Closed VectorFrankenstein closed 1 year ago

VectorFrankenstein commented 1 year ago

Hello devs,

Not an issue but something I am curious about. And most likely a complete shot in the dark.

I am doing research looking into evolution of similar traits at disparate lineages. Specifically the evolution of heteros-porous reproduction out of homos-porous ancestral lineages. See attached image. Outline

(In the above image) Any lineage with one of the far-sitting purple star is a lineage that had the evolution of heteros-porous reproduction out of ancestral lineages with a different form of reproduction.

I have a list of species (current count 111) that fit the phylogenetic outline. Homology inference produced a few thousand families with all species present. So, would it okay to use aBSREL in each gene family to draw inference from nodes in gene trees that are analogous to nodes in the species tree?

So, for all three of my nodes of interest (from the attached image), would it be philosophically sound to run aBSREL across the few thousand homologous families and tabulate data from across families at nodes of interest? This is working under the hypothesis that lineages leading to the evolution of similar traits at disparate positions on the phylogeny might share similar profiles of selection as compared to lineages leading elsewhere.

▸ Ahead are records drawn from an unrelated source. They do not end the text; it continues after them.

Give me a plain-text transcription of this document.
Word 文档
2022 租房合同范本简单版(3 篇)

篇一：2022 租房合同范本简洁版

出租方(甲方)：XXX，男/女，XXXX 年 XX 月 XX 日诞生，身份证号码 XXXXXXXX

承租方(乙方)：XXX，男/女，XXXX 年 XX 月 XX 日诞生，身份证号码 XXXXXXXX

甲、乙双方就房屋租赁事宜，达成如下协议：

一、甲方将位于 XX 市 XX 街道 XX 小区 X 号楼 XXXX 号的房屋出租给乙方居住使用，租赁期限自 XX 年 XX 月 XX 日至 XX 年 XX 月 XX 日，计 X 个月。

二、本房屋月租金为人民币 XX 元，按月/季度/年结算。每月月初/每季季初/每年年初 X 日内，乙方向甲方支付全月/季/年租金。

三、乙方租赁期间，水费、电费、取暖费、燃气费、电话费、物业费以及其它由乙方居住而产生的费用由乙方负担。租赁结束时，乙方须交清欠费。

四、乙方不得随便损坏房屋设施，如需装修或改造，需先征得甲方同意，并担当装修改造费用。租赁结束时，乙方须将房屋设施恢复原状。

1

I apologize if the question is completely nonsensical. Not sure if the kind of operation I am thinking of is technically sound.

spond commented 1 year ago

Dear @RijanDhakal1010,

That's a great question that comes up quite a lot. So much so that we actually developed a specialized analysis for it -- BUSTED-PH. If you want to determine whether a different evolutionary selective pressure is associated with your focal lineages (it this case all sharing heteros-porous reproduction), then you might want to give this a spin.

Let me know if that makes sense.

Best, Sergei

VectorFrankenstein commented 1 year ago

Dear @spond

Thank you for responding so fast!

I am only just starting to learn the theory behind phylogeny models and admittedly feel a bit nervous thinking of what operations are permitted across outputs. So any help is greatly appreciated!

I will get started on BUSTED-PH ASAP.

For now, would you advice against tabulating aBSREL data across families?

Sincerely, Rijan

spond commented 1 year ago

Dear @RijanDhakal1010,

You can definitely tabulate aBSREL estimates, but you should view it an _exploratory) analysis. In other words, if you see some patterns there, they are suggestive, but not what you would call, statistically rigorous. I bet the results will be quite noisy, and patterns might be hard to spot.

Best, Sergei

VectorFrankenstein commented 1 year ago

Dear @spond

Yes, I think am looking at some potentially chaotic string-based filtration given node names across gene phylogeny are going to be assigned arbitrarily.

I will be mindful of the low statistical rigor associated with this approach with aBSREL. An exploratory analysis feels like a decent starting point.

Will let you know how my experience running https://github.com/veg/hyphy-analyses/tree/master/BUSTED-PH goes.

Thank you!

Sincerely, Rijan

spond commented 1 year ago

Dear @RijanDhakal1010,

If you have the same tree across many genes, you can label internal nodes for consistency, like so

((A,B)AB, (C,D)CD) 

HyPhy does have a somewhat consistent node naming: the tree is traversed in-order and for each internal node you get auto-assigned name like NodeN where N is the traversal order (0-based).

Topology T = ((1,2),(3,4),5);
fprintf (stdout, Format (T,1,0));

yields

((1,2)Node1,(3,4)Node4,5)

In-order traversal order here is

  1. 1
  2. (parent of 1,2) -- index 1, so it gets named Node1
  3. 2
  4. 3
  5. parent of (3,4) - index 4, so it gets named Node4
  6. 5

Best, Sergei

VectorFrankenstein commented 1 year ago

Dear @spond

Thank you for letting me know. This helps.